Оказалось, в третий день всех прошедших первые два попросту запирали в каморах. Сидеть надобно было во тьме без еды и воды. А в каморах ничего — только стены да вымазанный глиной пол. И сказал Гинтас, что выпустят, если сам попросишься, но тогда посвящения не видать как своих ушей. Или выпустят, когда сами восхотят. И если своими ногами выйти да оружие в руках удержать — посвящению быть. А что за посвящение, про то никому никогда не сказывали — нельзя.
Вечером за столами горевали о тех, кому предстояло нарваться в испытании на самого воеводу Кая.
— Труба тогда, — проворчал Гард. — Его разве одолеешь? Ещё и в лесу-то? Как есть труба.
Сэхунн сглотнул горький ком и подумал, что наскочи Кай волком, и тогда не лучше будет. А от волка в лесной погоне уйти и думать нечего — зверя обманешь, как же!
Труба… Море Мрака блазнилось Сэхунну недостижимым, а в поход уже отчаянно хотелось, аж свербело.
_________
* Аукштайт у нас Гинтас, даже — аўкштайт, но по-русски правильно не запишешь, только через У, которой там нет.
* Поскольку речь о предках литвинов, то звук Р у них был только твёрдым и рокочущим, отчего язык и воспринимался большинством европейцев «по-волчьему» — об этом писал ещё Геродот в рассказе о неврах, волчьем племени на реке Эридан (Зап.
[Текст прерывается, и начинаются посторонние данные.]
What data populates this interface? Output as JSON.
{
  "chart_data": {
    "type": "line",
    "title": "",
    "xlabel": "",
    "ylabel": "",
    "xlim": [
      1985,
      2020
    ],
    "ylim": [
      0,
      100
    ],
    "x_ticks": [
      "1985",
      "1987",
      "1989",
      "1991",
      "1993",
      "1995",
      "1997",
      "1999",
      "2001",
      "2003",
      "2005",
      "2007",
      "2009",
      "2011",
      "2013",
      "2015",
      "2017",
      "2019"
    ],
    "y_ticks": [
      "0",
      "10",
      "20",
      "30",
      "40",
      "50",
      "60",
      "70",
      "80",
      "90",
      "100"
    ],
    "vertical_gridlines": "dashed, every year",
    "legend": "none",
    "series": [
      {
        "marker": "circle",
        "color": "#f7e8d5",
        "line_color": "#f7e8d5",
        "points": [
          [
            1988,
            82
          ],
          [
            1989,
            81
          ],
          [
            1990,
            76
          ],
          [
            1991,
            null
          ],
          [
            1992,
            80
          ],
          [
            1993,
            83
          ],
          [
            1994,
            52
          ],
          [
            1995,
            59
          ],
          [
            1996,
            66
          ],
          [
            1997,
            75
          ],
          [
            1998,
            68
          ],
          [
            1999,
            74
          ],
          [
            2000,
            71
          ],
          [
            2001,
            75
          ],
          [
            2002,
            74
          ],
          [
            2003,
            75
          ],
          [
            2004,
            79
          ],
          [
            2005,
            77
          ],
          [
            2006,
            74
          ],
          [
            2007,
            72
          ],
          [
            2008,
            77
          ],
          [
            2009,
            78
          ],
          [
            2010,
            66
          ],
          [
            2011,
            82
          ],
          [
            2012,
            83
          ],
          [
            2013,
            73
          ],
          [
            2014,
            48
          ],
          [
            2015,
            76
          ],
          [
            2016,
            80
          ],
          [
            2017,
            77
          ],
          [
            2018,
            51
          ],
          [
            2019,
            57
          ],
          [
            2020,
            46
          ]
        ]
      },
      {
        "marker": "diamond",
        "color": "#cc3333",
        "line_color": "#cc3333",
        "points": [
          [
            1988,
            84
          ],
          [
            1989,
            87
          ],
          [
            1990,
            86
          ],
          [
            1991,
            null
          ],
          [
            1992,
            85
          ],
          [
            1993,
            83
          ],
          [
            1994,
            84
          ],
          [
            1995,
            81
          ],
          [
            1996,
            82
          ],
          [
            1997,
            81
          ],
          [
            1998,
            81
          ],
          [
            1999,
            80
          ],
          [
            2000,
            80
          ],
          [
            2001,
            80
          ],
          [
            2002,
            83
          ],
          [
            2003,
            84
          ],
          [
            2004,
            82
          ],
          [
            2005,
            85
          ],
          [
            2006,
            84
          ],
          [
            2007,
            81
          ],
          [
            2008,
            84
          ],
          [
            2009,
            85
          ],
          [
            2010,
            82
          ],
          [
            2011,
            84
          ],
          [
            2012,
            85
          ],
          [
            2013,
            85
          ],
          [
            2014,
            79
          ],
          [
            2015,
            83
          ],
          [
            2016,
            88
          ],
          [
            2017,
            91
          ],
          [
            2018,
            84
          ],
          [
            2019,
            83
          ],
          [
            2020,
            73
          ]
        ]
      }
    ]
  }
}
Двине). Впрочем, только твёрдый и рокочущий — «звериный» — Р сохранился в белорусском до сих пор. Мягким он не может быть в принципе, согласно правилам. Например, Турин Старый в тексте по-местному будет ТурЫн Стары [Ту(ръ)ын Ста(ръ)ы] — при произношении Р будет отчётливо жёстким и более долгим, будто почти удвоенным — в сравнении с русским — ну типа порычать чутка надо, но скандинавы так не выговорят, там только Турин и выйдет, точнее, даже Торин. Короче, главное, чтобы понятно было, почему кривицкая речь (крыва вообще, если дозвучно) ассоциировалась у чужаков с волками. Композиция «Стары Ольса — Літвін» вам в помощь.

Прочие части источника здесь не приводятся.